The use of dietary supplements has continued to increase in favor within the United States.8 Within our cohort, 2 of the 5 (40%) patients reported use of a multivitamin daily without interruption. The presence of low vitamin C levels among our patients on a daily multivitamin calls into question levels of compliance or potential issues with absorption, and further emphasizes the need for regular dietary intake in addition to supplements alone.

In addition, rather than the mucosal findings and petechial bruising that are commonly associated with scurvy, the most pertinent presentation for our patients included perifollicular hyperpigmentation and CH. None of our patients reported mucosal symptoms of gum bleeding/swelling. Interestingly, case 2 presented with the most evident CH on exam; however, he was found to be just above the level of deficiency (0.4 mg/dL) rather than severely deficient (<0.1 mg/dL) as in cases 1 and 5. Furthermore, PE or hyperpigmentation was the only clinical sign present among all 5 patients and therefore may represent a particularly useful albeit overlooked diagnostic sign. Easy bruising was also reported by 80% of our patients; however, this symptom was difficult to interpret due to concurrent use of blood-thinners. Clinical exam findings at last available follow up (Table I) demonstrated some ongoing skin findings in 3 patients.

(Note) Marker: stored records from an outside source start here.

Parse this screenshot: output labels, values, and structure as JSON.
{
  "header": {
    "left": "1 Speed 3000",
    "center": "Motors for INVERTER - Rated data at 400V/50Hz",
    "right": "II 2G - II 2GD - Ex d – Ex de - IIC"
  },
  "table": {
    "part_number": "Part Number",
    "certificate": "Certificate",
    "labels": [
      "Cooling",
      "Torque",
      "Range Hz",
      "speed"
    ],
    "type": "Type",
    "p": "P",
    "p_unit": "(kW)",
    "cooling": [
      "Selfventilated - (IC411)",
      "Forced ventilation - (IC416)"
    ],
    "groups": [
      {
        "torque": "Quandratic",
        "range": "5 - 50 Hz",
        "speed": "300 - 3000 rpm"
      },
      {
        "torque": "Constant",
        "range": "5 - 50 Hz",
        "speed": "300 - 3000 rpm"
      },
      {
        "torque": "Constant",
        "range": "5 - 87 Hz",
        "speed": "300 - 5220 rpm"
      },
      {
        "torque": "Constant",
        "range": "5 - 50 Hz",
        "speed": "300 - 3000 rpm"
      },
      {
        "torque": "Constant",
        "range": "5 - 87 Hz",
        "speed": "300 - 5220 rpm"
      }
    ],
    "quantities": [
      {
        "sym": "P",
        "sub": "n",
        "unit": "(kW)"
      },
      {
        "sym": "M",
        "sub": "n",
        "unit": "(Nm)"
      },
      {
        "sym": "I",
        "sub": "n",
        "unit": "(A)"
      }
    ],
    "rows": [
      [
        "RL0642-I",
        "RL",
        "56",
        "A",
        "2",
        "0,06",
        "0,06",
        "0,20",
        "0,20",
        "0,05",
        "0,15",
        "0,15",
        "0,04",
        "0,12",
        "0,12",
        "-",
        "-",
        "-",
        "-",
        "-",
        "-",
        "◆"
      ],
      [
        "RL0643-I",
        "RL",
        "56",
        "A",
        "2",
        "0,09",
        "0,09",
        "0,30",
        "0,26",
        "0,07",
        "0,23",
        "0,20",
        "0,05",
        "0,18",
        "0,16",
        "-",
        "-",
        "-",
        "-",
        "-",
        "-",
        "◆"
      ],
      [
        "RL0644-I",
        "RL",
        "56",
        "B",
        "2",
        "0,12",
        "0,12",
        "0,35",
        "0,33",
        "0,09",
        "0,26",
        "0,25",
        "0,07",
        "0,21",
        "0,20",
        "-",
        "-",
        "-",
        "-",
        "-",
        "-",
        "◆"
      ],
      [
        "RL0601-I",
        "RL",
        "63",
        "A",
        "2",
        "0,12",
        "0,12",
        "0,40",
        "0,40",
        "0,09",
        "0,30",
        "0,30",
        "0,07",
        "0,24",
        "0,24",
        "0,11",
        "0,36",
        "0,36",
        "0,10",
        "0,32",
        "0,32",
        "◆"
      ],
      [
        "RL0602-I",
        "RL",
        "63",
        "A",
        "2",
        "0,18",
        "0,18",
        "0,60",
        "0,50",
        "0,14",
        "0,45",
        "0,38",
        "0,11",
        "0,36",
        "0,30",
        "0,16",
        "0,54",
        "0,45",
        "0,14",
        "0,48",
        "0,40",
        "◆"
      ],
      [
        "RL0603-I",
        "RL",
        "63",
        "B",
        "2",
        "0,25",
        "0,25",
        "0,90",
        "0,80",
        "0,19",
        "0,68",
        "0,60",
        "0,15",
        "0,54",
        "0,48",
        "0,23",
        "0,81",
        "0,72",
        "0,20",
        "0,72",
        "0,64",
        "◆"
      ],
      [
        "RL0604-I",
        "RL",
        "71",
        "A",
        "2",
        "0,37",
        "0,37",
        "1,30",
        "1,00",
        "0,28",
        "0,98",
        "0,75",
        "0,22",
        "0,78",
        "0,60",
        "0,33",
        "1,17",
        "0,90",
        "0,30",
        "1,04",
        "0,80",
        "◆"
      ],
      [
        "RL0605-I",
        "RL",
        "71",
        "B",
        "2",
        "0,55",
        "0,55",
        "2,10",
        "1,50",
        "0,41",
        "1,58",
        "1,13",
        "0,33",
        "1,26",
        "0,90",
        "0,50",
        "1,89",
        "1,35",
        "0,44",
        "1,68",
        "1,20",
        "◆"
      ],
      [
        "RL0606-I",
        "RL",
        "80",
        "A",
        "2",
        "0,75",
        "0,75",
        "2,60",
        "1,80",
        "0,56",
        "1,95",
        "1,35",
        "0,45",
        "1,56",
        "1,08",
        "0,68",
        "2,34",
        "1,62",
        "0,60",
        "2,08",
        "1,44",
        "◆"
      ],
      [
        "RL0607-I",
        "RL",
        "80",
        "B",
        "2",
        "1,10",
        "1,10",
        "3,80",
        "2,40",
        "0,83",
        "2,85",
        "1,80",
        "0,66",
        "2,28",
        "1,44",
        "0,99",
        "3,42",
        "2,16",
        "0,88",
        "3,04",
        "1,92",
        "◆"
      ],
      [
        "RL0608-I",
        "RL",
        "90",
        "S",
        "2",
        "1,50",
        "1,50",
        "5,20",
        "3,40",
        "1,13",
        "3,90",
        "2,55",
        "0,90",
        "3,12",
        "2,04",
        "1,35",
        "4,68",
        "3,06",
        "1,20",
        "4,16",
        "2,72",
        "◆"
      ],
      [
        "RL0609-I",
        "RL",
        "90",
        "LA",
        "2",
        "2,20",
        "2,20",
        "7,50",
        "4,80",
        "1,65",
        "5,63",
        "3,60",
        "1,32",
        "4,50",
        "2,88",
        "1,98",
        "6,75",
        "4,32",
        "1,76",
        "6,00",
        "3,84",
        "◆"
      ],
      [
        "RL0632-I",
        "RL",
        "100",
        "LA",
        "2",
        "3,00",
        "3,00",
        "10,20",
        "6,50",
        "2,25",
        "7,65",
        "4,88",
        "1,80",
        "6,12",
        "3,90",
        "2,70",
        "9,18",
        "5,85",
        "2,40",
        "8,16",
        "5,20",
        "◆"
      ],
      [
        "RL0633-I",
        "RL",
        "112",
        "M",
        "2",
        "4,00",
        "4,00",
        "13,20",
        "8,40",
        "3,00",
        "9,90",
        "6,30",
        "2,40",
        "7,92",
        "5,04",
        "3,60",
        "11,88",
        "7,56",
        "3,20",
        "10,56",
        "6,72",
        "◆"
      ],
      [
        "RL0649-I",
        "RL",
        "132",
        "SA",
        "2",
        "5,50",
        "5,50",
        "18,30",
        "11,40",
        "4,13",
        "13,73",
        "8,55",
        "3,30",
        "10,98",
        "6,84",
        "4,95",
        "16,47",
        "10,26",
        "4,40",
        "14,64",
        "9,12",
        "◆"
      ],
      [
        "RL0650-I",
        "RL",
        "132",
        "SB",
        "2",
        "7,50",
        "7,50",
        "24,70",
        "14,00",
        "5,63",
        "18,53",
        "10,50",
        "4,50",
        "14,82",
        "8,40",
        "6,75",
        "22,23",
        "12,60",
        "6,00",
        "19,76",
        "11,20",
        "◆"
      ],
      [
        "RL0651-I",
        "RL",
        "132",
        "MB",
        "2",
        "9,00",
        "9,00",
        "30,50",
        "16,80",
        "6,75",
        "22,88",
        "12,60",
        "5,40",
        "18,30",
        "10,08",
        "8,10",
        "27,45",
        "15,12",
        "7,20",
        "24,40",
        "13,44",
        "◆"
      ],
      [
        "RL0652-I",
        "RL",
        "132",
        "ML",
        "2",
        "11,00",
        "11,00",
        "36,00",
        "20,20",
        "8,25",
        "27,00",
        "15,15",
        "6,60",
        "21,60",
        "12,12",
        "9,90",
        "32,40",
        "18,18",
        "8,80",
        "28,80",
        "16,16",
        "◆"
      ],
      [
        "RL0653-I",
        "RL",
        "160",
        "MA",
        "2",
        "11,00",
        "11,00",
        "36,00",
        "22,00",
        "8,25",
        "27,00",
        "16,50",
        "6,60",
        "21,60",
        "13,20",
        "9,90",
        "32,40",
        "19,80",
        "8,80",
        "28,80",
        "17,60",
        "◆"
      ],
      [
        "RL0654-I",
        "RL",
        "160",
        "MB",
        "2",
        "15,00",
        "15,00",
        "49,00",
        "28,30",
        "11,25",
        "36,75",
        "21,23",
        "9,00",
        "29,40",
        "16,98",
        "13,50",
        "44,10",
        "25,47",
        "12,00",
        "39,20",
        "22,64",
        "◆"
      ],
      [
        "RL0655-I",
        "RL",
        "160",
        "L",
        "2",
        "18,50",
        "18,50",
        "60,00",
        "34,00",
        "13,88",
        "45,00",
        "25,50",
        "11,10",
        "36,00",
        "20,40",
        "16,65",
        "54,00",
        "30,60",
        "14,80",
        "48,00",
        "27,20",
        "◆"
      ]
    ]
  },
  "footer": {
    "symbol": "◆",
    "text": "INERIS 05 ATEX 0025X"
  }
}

Therefore, the skin findings may not have been related to scurvy in all cases; however, it remains worthwhile to check vitamin C levels when there is concern as these patients were found to have low to deficient levels.

The importance of vitamin C in immune function has been well studied. Vitamin C has been implicated in leukocytic production, regulation, and differentiation, increase in complement protein levels, and apoptosis and autoregulation of spent immune cells.9 In older patients, vitamin C supplementation has been shown to protect against systemic infection and respiratory infection.10 Supplementation of antioxidant vitamins A, C, and E led to higher CD4 and CD8 T-cell counts as well as improved immune response to mitogen stimulation in elderly patients.11 Therefore, immunosuppressed patients, such as case 2, require timely diagnosis of vitamin C deficiency to support immune function and prevent increased infection risk.9

Given vitamin C’s antioxidant role within the body, inflammation and oxidative stressors including smoking, alcohol, and chronic diseases may lead to deficiency.1,3 Older age may represent an additional risk factor for scurvy in our cohort as all patients were over the age of 60. This finding is thought to be secondary to greater oxidative demands as well as decreased gut absorption with older age.12,13

Conclusion

With the litany of dermatologic differentials that must be kept in mind, it is important to remember that scurvy is not a disease of the ancient past. Our patients emphasize the utility of a thorough skin exam, as the subtle dermatologic findings of PE and CH may present earlier than severe mucosal and systemic findings. The importance of speedy diagnosis is demonstrated by the rapid recovery and relative ease by which patients can be brought back to baseline homeostatic health. In addition, recognition of scurvy can allow treatment of co-occurring nutritional deficiencies and poor dietary habits. Therefore, we must remain vigilant and cautious to recognize scurvy during its early stages before progression to advanced disease.

Conflicts of interest

None disclosed.

Footnotes

Funding sources: None.

IRB approval status: Not applicable.

Patient consent: Consent for the publication of all patient photographs and medical information was provided by the authors at the time of article submission to the journal, stating that all patients gave consent for their photographs and medical information to be published in print and online and with the understanding that this information may be publicly available.